Per un totale di 5,7 milioni, a cui vanno sommati i 2,6 milioni intascati nel 2012.
E Intesa ha dovuto mettere in conto anche gli 1,6 milioni di stipendio del nuovo amministratore delegato Carlo Messina.
Più sobrietà in casa Unicredit, dove l’amministratore delegato Federico Ghizzoni ha guadagnato, l’anno scorso, “solo” 2,3 milioni.
Niente a che vedere, comunque, con l’austerity che da un paio d’anni vige dalle parti del Monte dei Paschi di Siena (pronto a lanciare un aumento di capitale da 5 miliardi di euro): l’amministratore delegato e direttore generale Fabrizio Viola nel 2013 ha dovuto “accontentarsi” di poco meno di 1,8 milioni euro, mentre il presidente Alessandro Profumo — in passato il banchiere più pagato d’Italia grazie ai lauti bonus riconosciuti da Unicredit — si è fermato a poco più di 87mila euro.

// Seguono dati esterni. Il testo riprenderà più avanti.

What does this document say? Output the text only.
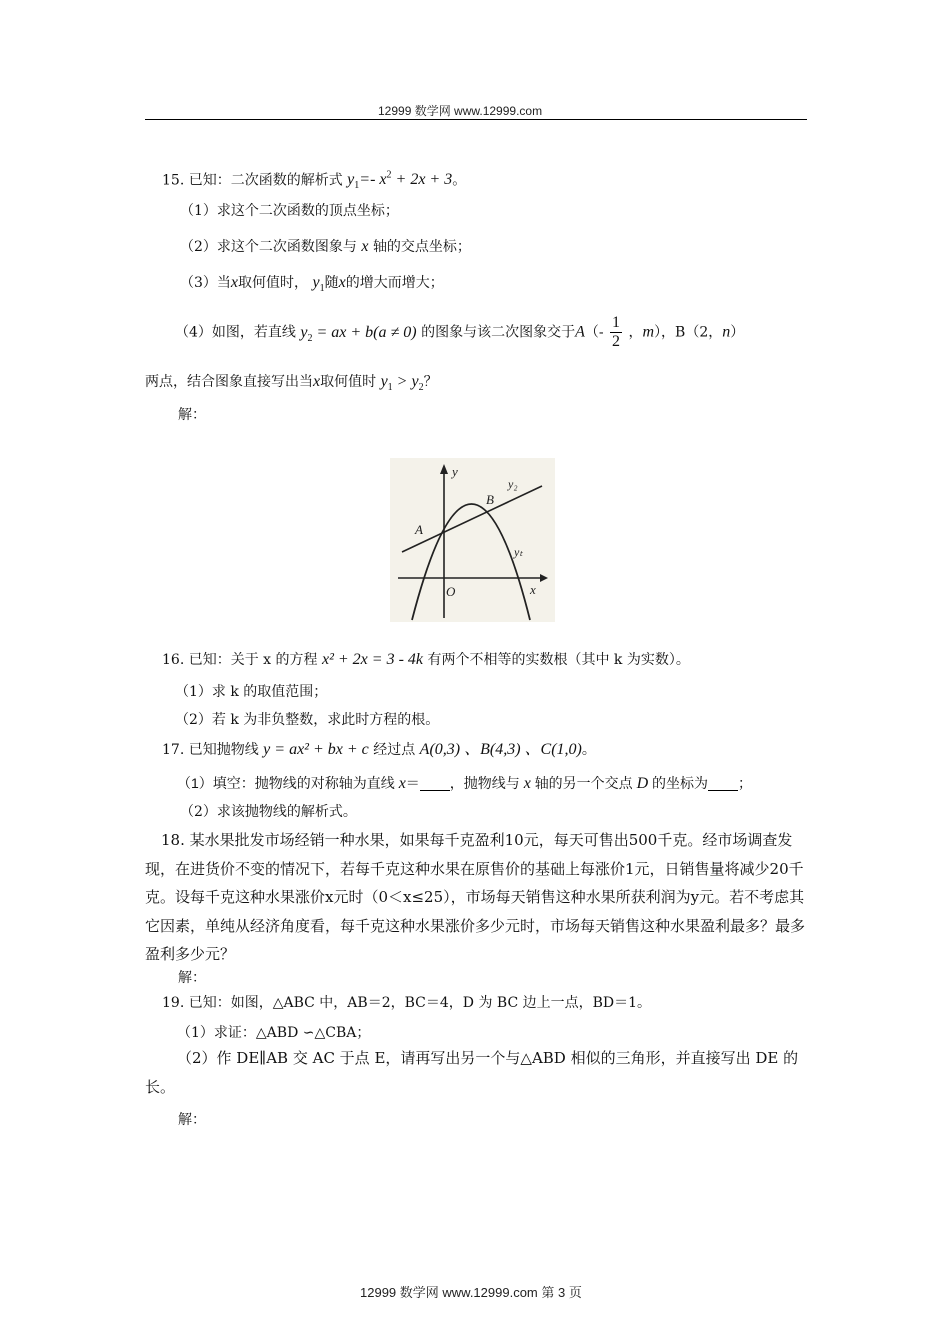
12999 数学网 www.12999.com
15. 已知：二次函数的解析式 $y_1=-$ $x^2 + 2x + 3$。
（1）求这个二次函数的顶点坐标；
（2）求这个二次函数图象与 x 轴的交点坐标；
（3）当x取何值时， $y_1$随x的增大而增大；
（4）如图，若直线 $y_2$ = ax + b(a ≠ 0) 的图象与该二次图象交于$A(- \frac{1}{2}$ ，m），B（2，n）
两点，结合图象直接写出当x取何值时 $y_1 > y_2$？
解：
y
x
O
A
B
y₂
yₜ
16. 已知：关于 x 的方程 x² + 2x = 3 - 4k 有两个不相等的实数根（其中 k 为实数）。
（1）求 k 的取值范围；
（2）若 k 为非负整数，求此时方程的根。
17. 已知抛物线 y = ax² + bx + c 经过点 A(0,3) 、B(4,3) 、C(1,0)。
（1）填空：抛物线的对称轴为直线 x＝ ，抛物线与 x 轴的另一个交点 D 的坐标为 ；
（2）求该抛物线的解析式。
18. 某水果批发市场经销一种水果，如果每千克盈利10元，每天可售出500千克。经市场调查发现，在进货价不变的情况下，若每千克这种水果在原售价的基础上每涨价1元，日销售量将减少20千克。设每千克这种水果涨价x元时（0＜x≤25），市场每天销售这种水果所获利润为y元。若不考虑其它因素，单纯从经济角度看，每千克这种水果涨价多少元时，市场每天销售这种水果盈利最多？最多盈利多少元？
解：
19. 已知：如图，△ABC 中，AB＝2，BC＝4，D 为 BC 边上一点，BD＝1。
（1）求证：△ABD ∽△CBA；
（2）作 DE∥AB 交 AC 于点 E，请再写出另一个与△ABD 相似的三角形，并直接写出 DE 的长。
解：
12999 数学网 www.12999.com 第 3 页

Molti oneri e poco cash, soprattutto se, appunto, si confronta la busta paga con quella che Profumo riceveva quando era al timone dell’istituto oggi guidato da Ghizzoni: dal record di 9,4 milioni nel 2007 (l’anno della discussa acquisizione di Capitalia) ai 3,5 del 2008 ai 4,2 del 2009.
Fino alle dimissioni del 2010, quando ad alleviare l’addio ci pensarono i 38 milioni ricevuti come “incentivo all’esodo” e corrispettivo per l’impegno a non lavorare per altre istituzioni finanziarie nei 12 mesi successivi.
Insomma, basta una rapida somma per scoprire che, nel solo 2013, le prime tre banche italiane hanno versato ai propri amministratori delegati (Cucchiani, Ghizzoni e Viola) un totale di 9,8 milioni.
Cifre che fanno girare la testa. Soprattutto se si confrontano con l’andamento dei risultati di gestione degli istituti stessi: nel 2007 — prima della grande crisi finanziaria — Unicredit, Intesa e Mps avevano segnato a bilancio 16 miliardi di utili complessivi, mentre l’anno scorso, tra accantonamenti e pesantissime svalutazioni, hanno registrato perdite per quasi 20 miliardi (14 per Unicredit, 4,5 per Intesa e 1,4 per Mps).
Non solo: nello stesso periodo il deterioramento delle condizioni dell’economia reale ha fatto lievitare da 40 a oltre 160 miliardi i crediti in sofferenza (cioè difficili o impossibili da riscuotere) in pancia agli istituti.
Dire che gli stipendi dei vertici sono totalmente slegati dai bilanci, però, sarebbe una bugia: nel 2007 — complice il maxi emolumento di Profumo — gli ad dei tre istituti guadagnavano nel complesso quasi 15 milioni.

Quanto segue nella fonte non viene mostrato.